Honeyflow.com | FAQ's |

Winter - Queen excluder

Hello, this my first winter with bees. Hoping you can help me out. I have a brood box, Queen excluder on top then a hybrid super. Should I remove the Queen excluder for winter? Is it okay for the Queen to be in flow super over winter? Members of my local bee club said they run their hives with two boxes over winter (not flow hives). I am in north west suburbs of Melbourne.
Thanking you in advance.

People in much colder climates with longer winters very successfully overwinter in single brood boxes. At this point, it may be better to find someone locally who can give you advice on how to pack down your hive and try overwintering in your single deep 8 frame.

But I don’t want to discount the local recommendations. Do your local club members use a deep and a shallow or medium?

To answer your question, you do not want the queen to lay eggs in your flow frames and you don’t want the excluder on over winter unless there is a continuous nectar flow.

If you want to overwinter in a brood double set up, then you’ll need another brood box or maybe you can replace your 3 flow frames with four traditional frame. I’m not sure how that would work but you’d obviously not want to open the access covers. Not sure how much foraging time your climate still allows but you may also need to feed them to get them all set for winter.

1 Like

Thank you. Members of my local bee club were using two full depths boxes or one full depth and one ideal. Definitely won’t be flow over winter so need to get rid of excluder.

I was keen to leave the flow super on to give the bees access to that honey. As you say maybe I just take the flow frames out and put in regular frames.
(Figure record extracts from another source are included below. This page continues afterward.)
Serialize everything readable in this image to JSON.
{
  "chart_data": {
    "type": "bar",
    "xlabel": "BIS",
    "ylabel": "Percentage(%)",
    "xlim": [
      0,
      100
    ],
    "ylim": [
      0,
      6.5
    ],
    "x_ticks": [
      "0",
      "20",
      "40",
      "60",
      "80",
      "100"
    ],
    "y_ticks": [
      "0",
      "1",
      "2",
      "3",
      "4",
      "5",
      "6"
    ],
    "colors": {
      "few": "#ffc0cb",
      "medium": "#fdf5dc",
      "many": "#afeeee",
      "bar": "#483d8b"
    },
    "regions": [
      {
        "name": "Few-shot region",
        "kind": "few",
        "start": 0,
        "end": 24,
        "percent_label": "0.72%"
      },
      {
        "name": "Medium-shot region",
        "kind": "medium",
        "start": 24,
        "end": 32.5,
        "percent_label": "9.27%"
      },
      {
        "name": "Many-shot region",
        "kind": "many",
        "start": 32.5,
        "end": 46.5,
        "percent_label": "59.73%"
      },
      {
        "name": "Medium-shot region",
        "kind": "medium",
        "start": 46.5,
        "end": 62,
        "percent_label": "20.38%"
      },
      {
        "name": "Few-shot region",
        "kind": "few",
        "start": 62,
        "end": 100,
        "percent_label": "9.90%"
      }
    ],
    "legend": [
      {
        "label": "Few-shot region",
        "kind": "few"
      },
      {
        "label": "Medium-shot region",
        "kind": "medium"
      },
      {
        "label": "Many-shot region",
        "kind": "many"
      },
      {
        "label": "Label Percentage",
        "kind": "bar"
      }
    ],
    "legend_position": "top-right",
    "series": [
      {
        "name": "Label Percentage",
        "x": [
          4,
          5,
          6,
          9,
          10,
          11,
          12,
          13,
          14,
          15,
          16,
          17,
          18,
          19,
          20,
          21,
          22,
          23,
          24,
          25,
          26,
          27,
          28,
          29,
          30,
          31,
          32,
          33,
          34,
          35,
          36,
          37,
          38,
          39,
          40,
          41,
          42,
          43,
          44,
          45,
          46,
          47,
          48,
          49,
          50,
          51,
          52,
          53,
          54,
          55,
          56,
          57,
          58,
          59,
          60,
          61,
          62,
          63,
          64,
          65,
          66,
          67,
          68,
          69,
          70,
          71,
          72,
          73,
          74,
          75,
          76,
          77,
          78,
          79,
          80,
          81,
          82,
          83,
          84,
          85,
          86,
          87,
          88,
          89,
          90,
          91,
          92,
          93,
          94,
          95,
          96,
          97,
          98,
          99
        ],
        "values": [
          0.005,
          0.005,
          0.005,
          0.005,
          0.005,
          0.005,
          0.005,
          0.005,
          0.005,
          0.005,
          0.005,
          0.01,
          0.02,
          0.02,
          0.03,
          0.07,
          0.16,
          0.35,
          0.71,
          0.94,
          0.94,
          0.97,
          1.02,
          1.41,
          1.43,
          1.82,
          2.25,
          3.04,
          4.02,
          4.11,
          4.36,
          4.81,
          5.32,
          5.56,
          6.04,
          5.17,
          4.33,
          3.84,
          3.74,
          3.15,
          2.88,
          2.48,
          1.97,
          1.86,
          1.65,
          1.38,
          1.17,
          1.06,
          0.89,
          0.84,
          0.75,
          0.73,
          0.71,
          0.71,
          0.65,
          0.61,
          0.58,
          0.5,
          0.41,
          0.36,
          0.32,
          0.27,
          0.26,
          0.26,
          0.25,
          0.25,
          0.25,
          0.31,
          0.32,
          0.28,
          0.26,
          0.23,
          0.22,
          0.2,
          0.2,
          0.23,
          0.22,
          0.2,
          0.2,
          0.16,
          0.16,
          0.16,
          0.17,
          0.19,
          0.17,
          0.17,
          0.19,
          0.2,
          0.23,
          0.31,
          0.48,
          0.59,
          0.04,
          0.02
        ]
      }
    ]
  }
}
Please excuse my ignorance but what is the issue with the Queen laying in the flow frames over winter when I am not going to harvest from them? Does it ruin the frames or mean they are more susceptible to disease or pests?

Thank you one again!

Hi Tanya,
I’m west of Geelong, so a slightly cooler climate. I decided to go with the brood plus ideal set-up for winter.
It’s too late for that now for you. If the hybrid has honey in the outer frames, maybe move them to the middle and take out the flow frames and put standard frames to the outside.
If you do a search on this site, you can find out why you don’t want the queen laying in the flow frames.
You could also drain the flow frames and feed (all or some of) the honey back to the bees if they’re running low and run with a single brood box. It all depends on their honey stores. This weekend will probably be your last opportunity to take a peak, given the mild forecast.
You also need to remove the QX (if using a second box). The colony will slowly work it’s way up the frames as a cluster over winter. If the QX is in place, the queen will be left behind and wouldn’t survive.
Also, look up Illawarra Beekeepers videos online. They have an excellent thing on overwintering bees from Bruce White.
Hope this helps

PS. My first winter I went with a single brood box, which was fine.

1 Like

In short Tanya it just creates headaches.
Firstly… because of the cell size it will only produce drones which will in turn consume the resources that you are saving for your colony. They will also not be able to fit through your queen excluder when you replace it come spring time.
Secondly… you will end up with cocoons and other muck and debris in your Flow cells, then into your honey when you harvest.
Also hive beetles love drone brood!
In my opinion it’s just best practice not to take any risks of allowing the queen to lay in your Flow frames.
@Outbeck gave you some great advice!